David Oscar Markus, a Miami trial attorney who has been called “a reincarnation of the old school criminal defense lawyer” and has represented clients from the head of the Cali Cartel to Fortune 500 companies and their CEOs, has partnered with rakontur, the lauded storytellers behind Cocaine Cowboys, The U and 537 Votes, to launch a new podcast series called For the Defense.
The podcast focuses on the work of the least-respected but perhaps the most important profession in America: the criminal defense attorney. In each episode, Markus will interview a top criminal defense lawyer about one of their most gripping trials.

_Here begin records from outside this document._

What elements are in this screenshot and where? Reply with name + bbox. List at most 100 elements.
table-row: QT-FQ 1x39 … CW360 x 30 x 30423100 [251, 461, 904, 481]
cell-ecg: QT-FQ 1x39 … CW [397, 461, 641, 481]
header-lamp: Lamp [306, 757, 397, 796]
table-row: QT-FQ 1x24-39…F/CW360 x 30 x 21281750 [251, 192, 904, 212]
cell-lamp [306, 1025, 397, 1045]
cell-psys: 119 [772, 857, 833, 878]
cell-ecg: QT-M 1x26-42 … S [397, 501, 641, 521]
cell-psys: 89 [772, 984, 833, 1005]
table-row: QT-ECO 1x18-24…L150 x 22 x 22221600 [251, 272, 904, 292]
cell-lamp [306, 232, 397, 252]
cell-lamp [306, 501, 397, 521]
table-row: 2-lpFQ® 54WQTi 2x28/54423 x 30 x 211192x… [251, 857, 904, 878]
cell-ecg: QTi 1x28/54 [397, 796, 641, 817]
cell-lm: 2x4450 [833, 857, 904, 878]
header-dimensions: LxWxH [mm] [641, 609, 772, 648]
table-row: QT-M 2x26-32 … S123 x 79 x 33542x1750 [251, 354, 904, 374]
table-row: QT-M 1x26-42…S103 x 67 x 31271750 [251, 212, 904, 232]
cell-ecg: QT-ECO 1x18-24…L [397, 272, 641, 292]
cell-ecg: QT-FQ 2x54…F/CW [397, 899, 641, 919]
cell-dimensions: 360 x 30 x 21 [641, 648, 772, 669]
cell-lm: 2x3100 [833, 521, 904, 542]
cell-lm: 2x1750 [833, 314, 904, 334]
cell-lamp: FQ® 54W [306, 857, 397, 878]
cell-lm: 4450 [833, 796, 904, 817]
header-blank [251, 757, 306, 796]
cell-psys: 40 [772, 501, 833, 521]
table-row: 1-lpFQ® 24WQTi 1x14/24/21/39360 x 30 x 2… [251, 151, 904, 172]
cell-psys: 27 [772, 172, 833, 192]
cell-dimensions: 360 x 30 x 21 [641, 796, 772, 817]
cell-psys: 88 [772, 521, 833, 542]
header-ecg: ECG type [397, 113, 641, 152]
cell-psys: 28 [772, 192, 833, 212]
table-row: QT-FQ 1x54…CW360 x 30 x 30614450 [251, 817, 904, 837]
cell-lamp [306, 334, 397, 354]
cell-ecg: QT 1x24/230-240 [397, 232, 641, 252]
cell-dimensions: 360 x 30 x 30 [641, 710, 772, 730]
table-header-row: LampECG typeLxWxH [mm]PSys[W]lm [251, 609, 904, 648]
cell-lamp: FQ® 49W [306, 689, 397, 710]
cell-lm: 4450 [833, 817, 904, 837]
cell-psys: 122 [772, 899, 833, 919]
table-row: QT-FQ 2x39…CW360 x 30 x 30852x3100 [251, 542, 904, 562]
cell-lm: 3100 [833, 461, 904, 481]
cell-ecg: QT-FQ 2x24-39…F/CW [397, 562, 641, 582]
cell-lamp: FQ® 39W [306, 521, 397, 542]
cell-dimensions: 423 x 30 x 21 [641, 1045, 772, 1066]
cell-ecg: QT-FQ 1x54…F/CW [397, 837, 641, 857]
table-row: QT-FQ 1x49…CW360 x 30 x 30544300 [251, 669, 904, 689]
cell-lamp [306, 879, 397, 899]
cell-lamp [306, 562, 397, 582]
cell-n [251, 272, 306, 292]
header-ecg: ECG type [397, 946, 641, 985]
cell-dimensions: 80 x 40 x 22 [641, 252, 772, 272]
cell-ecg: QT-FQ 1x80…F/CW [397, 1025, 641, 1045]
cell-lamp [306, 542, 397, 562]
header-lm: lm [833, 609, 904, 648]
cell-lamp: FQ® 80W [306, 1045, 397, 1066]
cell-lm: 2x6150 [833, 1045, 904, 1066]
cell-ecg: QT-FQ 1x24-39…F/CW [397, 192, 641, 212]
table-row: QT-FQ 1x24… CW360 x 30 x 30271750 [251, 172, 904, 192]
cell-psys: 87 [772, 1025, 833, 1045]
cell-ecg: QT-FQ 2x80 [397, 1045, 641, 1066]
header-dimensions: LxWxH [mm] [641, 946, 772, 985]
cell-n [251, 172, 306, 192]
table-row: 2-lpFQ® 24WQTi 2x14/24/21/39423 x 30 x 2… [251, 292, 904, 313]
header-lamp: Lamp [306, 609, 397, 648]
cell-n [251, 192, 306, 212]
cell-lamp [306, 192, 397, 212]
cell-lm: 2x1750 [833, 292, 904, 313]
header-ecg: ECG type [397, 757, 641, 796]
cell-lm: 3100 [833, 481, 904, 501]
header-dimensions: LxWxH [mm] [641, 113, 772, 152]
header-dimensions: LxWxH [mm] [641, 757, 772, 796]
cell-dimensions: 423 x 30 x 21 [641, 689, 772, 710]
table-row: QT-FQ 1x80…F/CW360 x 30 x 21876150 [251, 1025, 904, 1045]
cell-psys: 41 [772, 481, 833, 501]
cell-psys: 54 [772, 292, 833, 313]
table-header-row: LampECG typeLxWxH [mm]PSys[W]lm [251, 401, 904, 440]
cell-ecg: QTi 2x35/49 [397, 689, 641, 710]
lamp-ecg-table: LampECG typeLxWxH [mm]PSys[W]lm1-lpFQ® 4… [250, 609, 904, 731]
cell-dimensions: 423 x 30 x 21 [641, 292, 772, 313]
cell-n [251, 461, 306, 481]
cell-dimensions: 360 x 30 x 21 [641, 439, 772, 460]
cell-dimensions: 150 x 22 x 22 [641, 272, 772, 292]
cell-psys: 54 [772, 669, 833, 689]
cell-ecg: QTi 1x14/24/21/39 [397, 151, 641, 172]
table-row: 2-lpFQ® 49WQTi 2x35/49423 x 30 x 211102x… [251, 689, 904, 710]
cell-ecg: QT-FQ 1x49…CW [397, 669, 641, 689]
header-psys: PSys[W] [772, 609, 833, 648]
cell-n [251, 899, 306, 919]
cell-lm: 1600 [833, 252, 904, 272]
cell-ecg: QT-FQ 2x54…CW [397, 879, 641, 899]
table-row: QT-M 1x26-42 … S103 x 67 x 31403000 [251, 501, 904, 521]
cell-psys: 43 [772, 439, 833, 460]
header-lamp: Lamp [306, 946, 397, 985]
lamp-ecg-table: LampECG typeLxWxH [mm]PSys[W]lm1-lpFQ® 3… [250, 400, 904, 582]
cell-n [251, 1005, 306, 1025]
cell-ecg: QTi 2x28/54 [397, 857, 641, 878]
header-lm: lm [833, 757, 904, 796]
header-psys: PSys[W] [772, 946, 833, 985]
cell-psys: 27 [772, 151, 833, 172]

Sadly, the criminal defense trial lawyer is a dying breed. The Feds have manipulated the system -- which was founded on the idea of trial by jury -- to force almost everyone (occasionally including the innocent) into pleading guilty to avoid trial. If you dare to go to trial, you risk going to prison for decades longer than had you surrendered and pleaded guilty. The system has shifted from valuing and encouraging trials to punishing those who dare exercise their constitutional right to have a jury decide their guilt. In the 1980s, over 20% of cases went to trial -- now less than 3% do so.
Having tried cases all over the United States, Markus is well-positioned to speak to other leading criminal defense lawyers in the country and explore with them the decision they made in a high-profile case to proceed to trial, including their trial strategy, the risks involved, and the clients themselves.
In the premiere episode, available now on all podcast platforms including Apple, Spotify and Google, Markus discusses the Harvey Weinstein case with his lawyer Donna Rotunno and what it was like for her to represent the most hated man in America against an entire movement.
New episodes will be available on Tuesdays. Among the highlights of Season One:
How did Roy Black flip the prosecution witnesses in his favor during the trial of a police officer charged with killing a black man during an altercation in an arcade?
Why did Tom Messereau initially want to call Michael Jackson to the stand but ultimately decide against it?
What was going through Marty Weinberg’s head when his client, a lawyer, decided he wanted to give part of the closing argument?
How did H.T. Smith deal with a judge who was wearing handcuffs as his tie-tack?
How did F. Lee Bailey, just a year out of law school, land the most followed trial of the day, Sam Sheppard (the defendant who ended up being the inspiration for The Fugitive)?